Here in Washington, D.C., we track 90-degree days. Up in the Last Frontier, they have a slightly lower standard: 70 degrees is considered basking in warmth.
On Monday, Anchorage reached the 70-degree threshold for a record 14th straight day, breaking 2004’s record of 13. Alaska’s largest city could add another few days to the streak, with forecast highs around 70 through Friday.
In addition to the record-breaking 70-degree streak, Anchorage is closing in on the most 70-degree days logged over an entire summer. It has 38 so far, compared to the record of 49 from 2004.
To its north, Fairbanks has also been unseasonably warm. Reports the Associated Press:
[T]emperatures Monday reached 80 or higher for the 29th day this summer. The record is 30 days of 80 degrees or higher, set in 2004.

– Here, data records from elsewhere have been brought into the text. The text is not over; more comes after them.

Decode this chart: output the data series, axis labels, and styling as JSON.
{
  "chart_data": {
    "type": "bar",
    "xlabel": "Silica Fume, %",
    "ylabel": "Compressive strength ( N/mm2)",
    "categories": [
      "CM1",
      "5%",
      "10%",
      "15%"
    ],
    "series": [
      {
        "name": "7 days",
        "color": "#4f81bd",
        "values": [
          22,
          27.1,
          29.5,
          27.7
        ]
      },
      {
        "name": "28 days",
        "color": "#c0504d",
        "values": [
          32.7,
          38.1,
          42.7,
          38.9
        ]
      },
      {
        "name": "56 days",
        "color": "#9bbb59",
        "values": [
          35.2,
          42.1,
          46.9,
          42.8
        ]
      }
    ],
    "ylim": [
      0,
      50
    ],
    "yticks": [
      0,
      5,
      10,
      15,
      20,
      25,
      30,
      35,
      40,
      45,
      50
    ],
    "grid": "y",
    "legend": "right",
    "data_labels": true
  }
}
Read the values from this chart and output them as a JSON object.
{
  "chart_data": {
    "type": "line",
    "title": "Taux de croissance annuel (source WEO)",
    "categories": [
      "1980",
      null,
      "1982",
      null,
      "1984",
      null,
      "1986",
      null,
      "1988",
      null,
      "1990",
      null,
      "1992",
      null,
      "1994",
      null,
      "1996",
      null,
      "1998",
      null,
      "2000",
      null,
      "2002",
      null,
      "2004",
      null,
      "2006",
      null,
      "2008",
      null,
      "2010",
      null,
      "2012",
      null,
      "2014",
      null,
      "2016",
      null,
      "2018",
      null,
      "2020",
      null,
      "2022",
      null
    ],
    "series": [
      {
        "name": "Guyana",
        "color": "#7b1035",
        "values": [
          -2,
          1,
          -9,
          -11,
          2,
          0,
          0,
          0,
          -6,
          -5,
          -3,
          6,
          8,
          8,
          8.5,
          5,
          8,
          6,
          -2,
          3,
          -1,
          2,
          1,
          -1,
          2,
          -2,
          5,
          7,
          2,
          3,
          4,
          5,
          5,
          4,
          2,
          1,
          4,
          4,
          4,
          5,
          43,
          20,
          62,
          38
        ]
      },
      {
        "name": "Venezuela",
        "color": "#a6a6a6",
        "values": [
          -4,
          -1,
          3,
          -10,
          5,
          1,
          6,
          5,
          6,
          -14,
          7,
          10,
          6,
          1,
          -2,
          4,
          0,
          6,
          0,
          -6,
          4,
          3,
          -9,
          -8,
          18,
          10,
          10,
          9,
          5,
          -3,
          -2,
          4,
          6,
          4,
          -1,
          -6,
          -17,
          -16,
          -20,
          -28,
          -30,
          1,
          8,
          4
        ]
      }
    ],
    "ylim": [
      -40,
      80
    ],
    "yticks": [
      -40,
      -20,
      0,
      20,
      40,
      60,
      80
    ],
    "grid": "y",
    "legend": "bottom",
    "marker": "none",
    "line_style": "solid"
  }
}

Consider Fairbanks averages just 11 80-degree days per summer (compared to this year’s 29, already).
Interestingly, Anchorage and Fairbanks have experienced their heat waves just as Washington, D.C. and the eastern U.S. have turned cool. That’s often the case…as an atmosphere see-saw tends to set up between northwest North America and its eastern counterpart.
Notice that Anchorage’s other big year for warmth was 2004. In Washington, D.C., the summer of 2004 was the among the top 5 coolest in the last 30.